La chica no le estaba haciendo caso. Estaba negando con la cabeza, suplicándole que la escuchara.
—Las he oído hablar del chico —susurró.
Ella se detuvo.
Sabía de quién hablaba. No hacía falta decir su nombre.
Agosto de 1975
Louise está corriendo.
La mayoría de los días, esa misma forma de moverse —piernas y brazos en acción, cabeza y cuello erectos— le resulta correcta: es su estado natural. Los ratos en que sale a correr por los terrenos de la Reserva son los únicos momentos de su vida en que se siente del todo cómoda, en que sus preocupaciones quedan momentáneamente en suspenso. En el instituto era corredora de velocidad, pero le gustan más las distancias largas. Es cuando su cuerpo le parece de alguna manera la madre de su cerebro; o lo que debería ser una madre, por lo menos. Como las de los demás.
Su forma de correr hoy es distinta.
Hoy Louise corre de forma frenética, sin ver nada. Se tropieza con el suelo. Recupera el equilibrio. No hace caso de un monitor que la llama desde el otro lado del prado.
—¡Vale, olvídalo! —dice este, afable, despreocupado. Louise no mira atrás.
Ya ha buscado a Barbara en los siguientes lugares: las letrinas, el economato, la sala comunitaria y la playa. Ya ha mirado en la enfermería y en el cobertizo de las barcas. Ha subido a la casa de los dueños, donde una doncella comprensiva se ha pateado los pasillos durante diez minutos mientras Louise esperaba fuera. Pero Barbara no estaba en ninguno de esos sitios y ninguna de las personas con quienes ha hablado la ha visto esta mañana.
Cuando llega a la cabaña de la directora, aporrea la puerta. Espera treinta segundos. Vuelve a golpearla.
Está dentro, Louise lo sabe. T. J. es una mujer que sigue unas rutinas estrictas y cuyas mañanas siempre son idénticas. A las seis y media toca diana por el sistema de megafonía, indicando a los campistas que ha llegado el momento de despertarse e ir a las duchas. Y a las 8:05 sale, camina hasta el economato y llega al final del desayuno para pasar revista a las filas.
Louise se mira el reloj: las 6:40. Faltan veinte minutos para que los campistas vayan a desayunar al economato.
Sigue sin haber respuesta. Apoya la palma de la mano en la manecilla de la puerta. La empuja hacia abajo. No hay cerraduras en Camp Emerson, salvo en los cuartos de baño. Aun así, entrar sin invitación en la cabaña de la directora (en la que T. J. vive todo el año y donde además creció) le da sensación de que está haciendo algo malo, pese a que Louise cree conocerla de forma distinta a como la conocen los demás monitores. Comparte con ella una historia que mantienen oculta al resto de los ocupantes del centro de colonias.
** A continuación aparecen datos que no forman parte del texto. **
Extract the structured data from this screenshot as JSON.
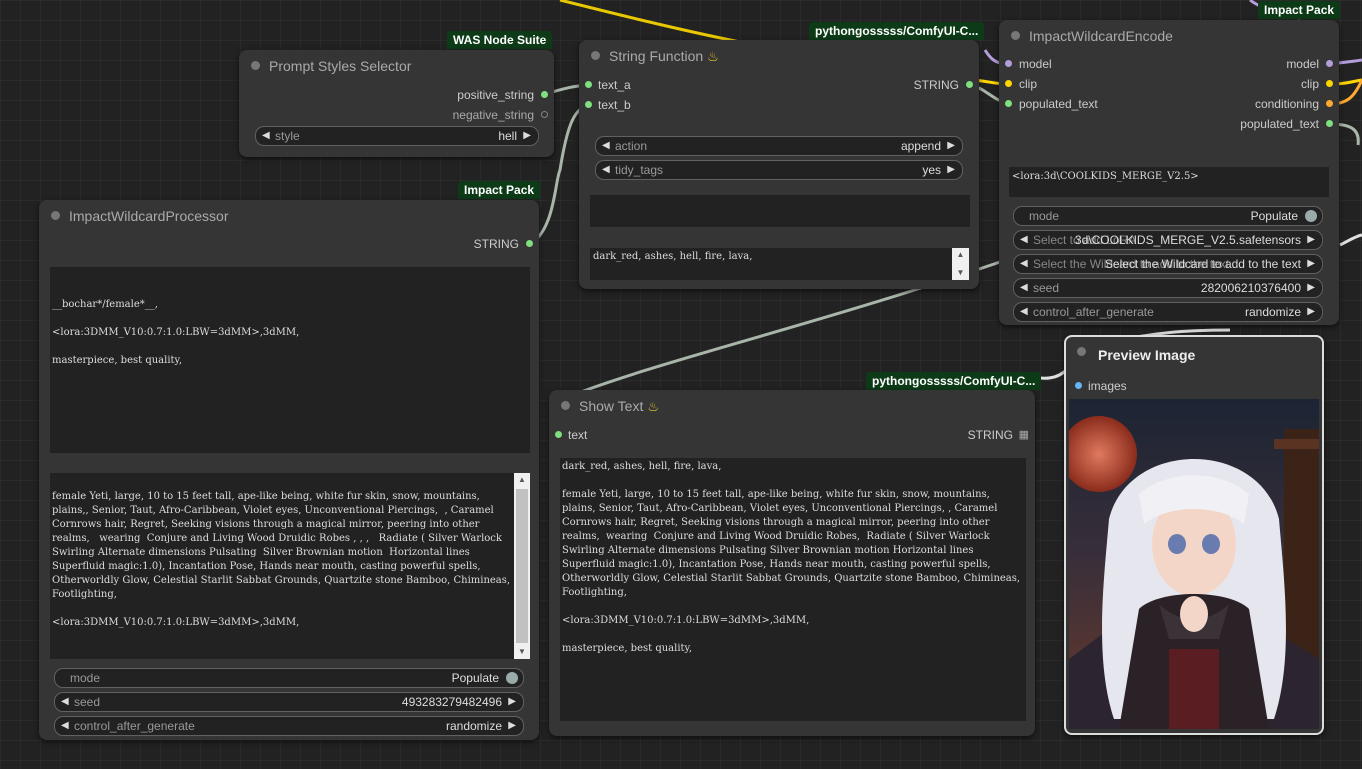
{
  "prompt_styles": {
    "badge": "WAS Node Suite",
    "title": "Prompt Styles Selector",
    "out_positive": "positive_string",
    "out_negative": "negative_string",
    "style_label": "style",
    "style_value": "hell"
  },
  "string_function": {
    "badge": "pythongosssss/ComfyUI-C...",
    "title": "String Function",
    "in_a": "text_a",
    "in_b": "text_b",
    "out": "STRING",
    "action_label": "action",
    "action_value": "append",
    "tidy_label": "tidy_tags",
    "tidy_value": "yes",
    "text_result": "dark_red, ashes, hell, fire, lava,"
  },
  "wildcard_encode": {
    "badge": "Impact Pack",
    "title": "ImpactWildcardEncode",
    "in_model": "model",
    "in_clip": "clip",
    "in_populated": "populated_text",
    "out_model": "model",
    "out_clip": "clip",
    "out_conditioning": "conditioning",
    "out_populated": "populated_text",
    "text": "<lora:3d\\COOLKIDS_MERGE_V2.5>",
    "mode_label": "mode",
    "mode_value": "Populate",
    "lora_label": "Select to add LoRA",
    "lora_value": "3d\\COOLKIDS_MERGE_V2.5.safetensors",
    "wildcard_label": "Select the Wildcard to add to the text",
    "wildcard_value": "Select the Wildcard to add to the text",
    "seed_label": "seed",
    "seed_value": "282006210376400",
    "control_label": "control_after_generate",
    "control_value": "randomize"
  },
  "wildcard_processor": {
    "badge": "Impact Pack",
    "title": "ImpactWildcardProcessor",
    "out": "STRING",
    "wildcard_text": "\n\n__bochar*/female*__,\n\n<lora:3DMM_V10:0.7:1.0:LBW=3dMM>,3dMM,\n\nmasterpiece, best quality,",
    "populated_text": "\nfemale Yeti, large, 10 to 15 feet tall, ape-like being, white fur skin, snow, mountains, plains,, Senior, Taut, Afro-Caribbean, Violet eyes, Unconventional Piercings,  , Caramel Cornrows hair, Regret, Seeking visions through a magical mirror, peering into other realms,   wearing  Conjure and Living Wood Druidic Robes , , ,   Radiate ( Silver Warlock  Swirling Alternate dimensions Pulsating  Silver Brownian motion  Horizontal lines Superfluid magic:1.0), Incantation Pose, Hands near mouth, casting powerful spells, Otherworldly Glow, Celestial Starlit Sabbat Grounds, Quartzite stone Bamboo, Chimineas, Footlighting,\n\n<lora:3DMM_V10:0.7:1.0:LBW=3dMM>,3dMM,",
    "mode_label": "mode",
    "mode_value": "Populate",
    "seed_label": "seed",
    "seed_value": "493283279482496",
    "control_label": "control_after_generate",
    "control_value": "randomize"
  },
  "show_text": {
    "badge": "pythongosssss/ComfyUI-C...",
    "title": "Show Text",
    "in": "text",
    "out": "STRING",
    "text": "dark_red, ashes, hell, fire, lava,\n\nfemale Yeti, large, 10 to 15 feet tall, ape-like being, white fur skin, snow, mountains, plains, Senior, Taut, Afro-Caribbean, Violet eyes, Unconventional Piercings, , Caramel Cornrows hair, Regret, Seeking visions through a magical mirror, peering into other realms,  wearing  Conjure and Living Wood Druidic Robes,  Radiate ( Silver Warlock  Swirling Alternate dimensions Pulsating Silver Brownian motion Horizontal lines Superfluid magic:1.0), Incantation Pose, Hands near mouth, casting powerful spells, Otherworldly Glow, Celestial Starlit Sabbat Grounds, Quartzite stone Bamboo, Chimineas, Footlighting,\n\n<lora:3DMM_V10:0.7:1.0:LBW=3dMM>,3dMM,\n\nmasterpiece, best quality,"
  },
  "preview": {
    "title": "Preview Image",
    "in": "images"
  },
  "colors": {
    "wire_string": "#a8b5a8",
    "wire_clip": "#ffd500",
    "wire_model": "#b39ddb",
    "wire_cond": "#ffa931",
    "wire_image": "#e0e0e0",
    "pin_string": "#7fe07f",
    "pin_image": "#64b5f6"
  }
}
Por fin abre la puerta. No tiene otro remedio.
—¿Hola? —dice levantando la voz. Entra en la sala de estar con revestimiento de paneles de madera, que también hace las veces de oficina del centro. En la pared delantera hay un escritorio orientado a la ventana; enfrente, dos sillas pequeñas ocupan un lugar permanente reservado a los campistas que necesitan ser regañados.
Louise ha pasado muchas horas en esta sala. En una ocasión, una fría semana de enero entera.
Escucha. La casa huele a T. J.: el alcanfor y el alquitrán de su repelente de moscas casero; por debajo de ese aroma, el olor a hierro y almizcle de su sudor.
Desde el fondo de la casa le llega el ruido de la ducha.